We encourage you to check out our resources, including easy-to-use key-issues pages, 2-minute explainer videos, updated economic benefits information, printable issue handouts, comprehensive policy briefs and model legislation, sample letters, blogs with news and advocacy information, and much more in our Legislative Action Center at www.akcgr.org

Read about Key 2022 Federal Issues. 
Read about Key 2022 State/Local Legislative Issues 

Successes:

In July, AKC GR highlighted a number of successes from the first half of 2022 on a broad range of issues impacting dog owners and AKC sports.  

Many of the successes since July have already been mentioned, including the defeat of SB 2994 in Massachusetts, which would have impacted home-based hobbyists, and AB 1881 in California seeking to be the first state to establish a “Dog and Cat Bill of Rights”.  

In Rhode Island, numerous bills were defeated or successfully amended that impacted dogs and dog owners in the state.

Additional successes include California AB 1901, which originally would have regulated every dog training class in the state as a boarding kennel.

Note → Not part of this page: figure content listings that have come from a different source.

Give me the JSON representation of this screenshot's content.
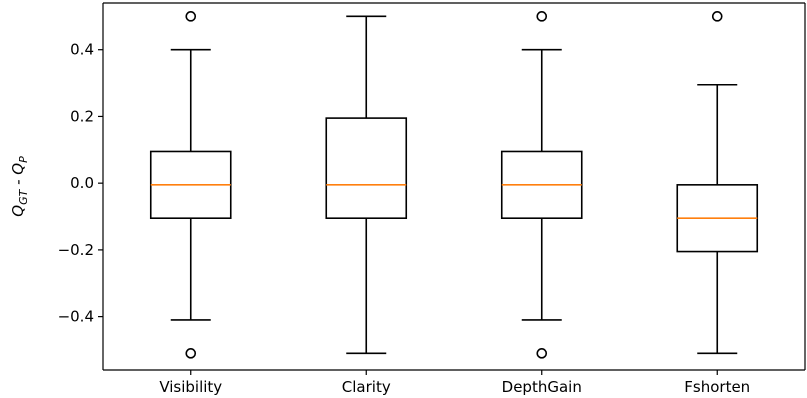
{
  "chart_data": {
    "type": "boxplot",
    "title": "",
    "xlabel": "",
    "ylabel": {
      "base1": "Q",
      "sub1": "GT",
      "sep": " - ",
      "base2": "Q",
      "sub2": "P"
    },
    "categories": [
      "Visibility",
      "Clarity",
      "DepthGain",
      "Fshorten"
    ],
    "ylim": [
      -0.56,
      0.54
    ],
    "yticks": [
      -0.4,
      -0.2,
      0.0,
      0.2,
      0.4
    ],
    "ytick_labels": [
      "−0.4",
      "−0.2",
      "0.0",
      "0.2",
      "0.4"
    ],
    "grid": false,
    "legend": "none",
    "boxes": [
      {
        "category": "Visibility",
        "whisker_low": -0.41,
        "q1": -0.105,
        "median": -0.005,
        "q3": 0.095,
        "whisker_high": 0.4,
        "fliers": [
          0.5,
          -0.51
        ]
      },
      {
        "category": "Clarity",
        "whisker_low": -0.51,
        "q1": -0.105,
        "median": -0.005,
        "q3": 0.195,
        "whisker_high": 0.5,
        "fliers": []
      },
      {
        "category": "DepthGain",
        "whisker_low": -0.41,
        "q1": -0.105,
        "median": -0.005,
        "q3": 0.095,
        "whisker_high": 0.4,
        "fliers": [
          0.5,
          -0.51
        ]
      },
      {
        "category": "Fshorten",
        "whisker_low": -0.51,
        "q1": -0.205,
        "median": -0.105,
        "q3": -0.005,
        "whisker_high": 0.295,
        "fliers": [
          0.5
        ]
      }
    ],
    "colors": {
      "median": "#ff7f0e",
      "box": "#000000",
      "axis": "#000000"
    }
  }
}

The amended bill that was ultimately signed by the governor simply requires trainers to disclose any cruelty convictions they have had.  

In New York, a new law expands protections for dog owners seeking homeowner’s insurance by saying that not only can a company not deny or cancel coverage based on the breed of dog owned by the policy holder, but they also cannot limit, restrict, or reduce coverage.  

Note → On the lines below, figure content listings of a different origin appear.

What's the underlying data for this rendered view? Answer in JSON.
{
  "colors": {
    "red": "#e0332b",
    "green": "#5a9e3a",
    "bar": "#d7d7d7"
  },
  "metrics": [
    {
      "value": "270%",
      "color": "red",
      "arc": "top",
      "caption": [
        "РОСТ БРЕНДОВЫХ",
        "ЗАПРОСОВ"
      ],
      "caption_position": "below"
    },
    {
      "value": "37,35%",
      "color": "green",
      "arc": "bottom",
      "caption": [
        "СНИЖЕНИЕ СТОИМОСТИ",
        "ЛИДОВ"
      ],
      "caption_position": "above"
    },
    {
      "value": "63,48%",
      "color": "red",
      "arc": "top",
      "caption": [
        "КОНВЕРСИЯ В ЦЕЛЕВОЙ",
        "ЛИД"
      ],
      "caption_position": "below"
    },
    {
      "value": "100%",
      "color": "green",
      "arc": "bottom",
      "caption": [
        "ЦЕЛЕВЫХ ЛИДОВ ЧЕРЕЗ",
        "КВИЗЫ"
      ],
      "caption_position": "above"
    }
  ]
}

In Ohio and New York, bills were introduced that would have restricted ear cropping and tail docking.  Neither bill was scheduled for a hearing. 

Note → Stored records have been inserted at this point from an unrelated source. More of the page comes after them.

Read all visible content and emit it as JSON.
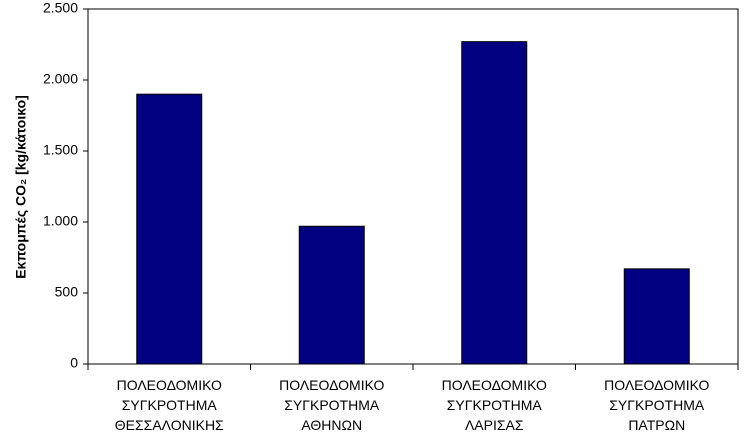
{
  "chart_data": {
    "type": "bar",
    "y_label": "Εκπομπές CO₂ [kg/κάτοικο]",
    "categories": [
      "ΠΟΛΕΟΔΟΜΙΚΟ\nΣΥΓΚΡΟΤΗΜΑ\nΘΕΣΣΑΛΟΝΙΚΗΣ",
      "ΠΟΛΕΟΔΟΜΙΚΟ\nΣΥΓΚΡΟΤΗΜΑ\nΑΘΗΝΩΝ",
      "ΠΟΛΕΟΔΟΜΙΚΟ\nΣΥΓΚΡΟΤΗΜΑ\nΛΑΡΙΣΑΣ",
      "ΠΟΛΕΟΔΟΜΙΚΟ\nΣΥΓΚΡΟΤΗΜΑ\nΠΑΤΡΩΝ"
    ],
    "values": [
      1900,
      970,
      2270,
      670
    ],
    "color": "#000080",
    "ylim": [
      0,
      2500
    ],
    "yticks": [
      0,
      500,
      {
        "value": 1000,
        "label": "1.000"
      },
      {
        "value": 1500,
        "label": "1.500"
      },
      {
        "value": 2000,
        "label": "2.000"
      },
      {
        "value": 2500,
        "label": "2.500"
      }
    ],
    "grid": false
  }
}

We encourage you to visit our website for the full list of 2022 legislative successes from across the country. 

Looking Ahead:

The U.S. Congress is already in session, and all 50 states will also be in session in 2023. Following the 2022 elections, there are also a number of new lawmakers who may not be aware of AKC clubs, our sport, and canine legislation. 

We urge you to take this opportunity to reach out to new lawmakers and reacquaint yourself with returning leaders to let them know you and the AKC are a resource for them on canine issues. Consider these following tips to make sure you are prepared to advocate for your dogs in the year ahead:

  • Reach out to your lawmakers. Introduce yourself and your club and let them know you are a constituent concerned about dog issues in your state and community. View our sample introductory letters by visiting the AKC Legislative Action Center (www.akcgr.org) and clicking on the “Toolbox” tab.
  • Make sure your club has a Legislative Liaison with a current email address with AKC GR. Legislative Liaisons are a crucial link between AKC GR  and you. We send geotargeted alerts to club legislative liaisons and officers to be forwarded to all club members. If contact information is out of date, you could miss out on information that impacts your future! View more information on legislative liaisons, or email us at doglaw@akc.org.
  • Visit the AKC Legislative Action Center (www.akcgr.org). There you will find our latest legislative alerts with information on how to contact lawmakers, and our tracking system to see what bills we are tracking in your state.
  • Visit our key issues pages by visiting the Legislative Action Center and clicking on the “key issues” tab. There you will find a variety of resources to share with lawmakers on a range of important canine legislative issues.

Finally, if you hear of an issue, contact us! AKC Government Relations is pleased to partner with you to provide analysis, talking points, assistance in lawmaker outreach, and connection with other clubs and breeders in your area. You can reach us at (919) 816-3720 or doglaw@akc.org

Thank you to all who worked with us in 2022 to make it such a successful year for dogs and dog owners. We look forward to continuing to work with you to protect our beloved breeds for generations to come!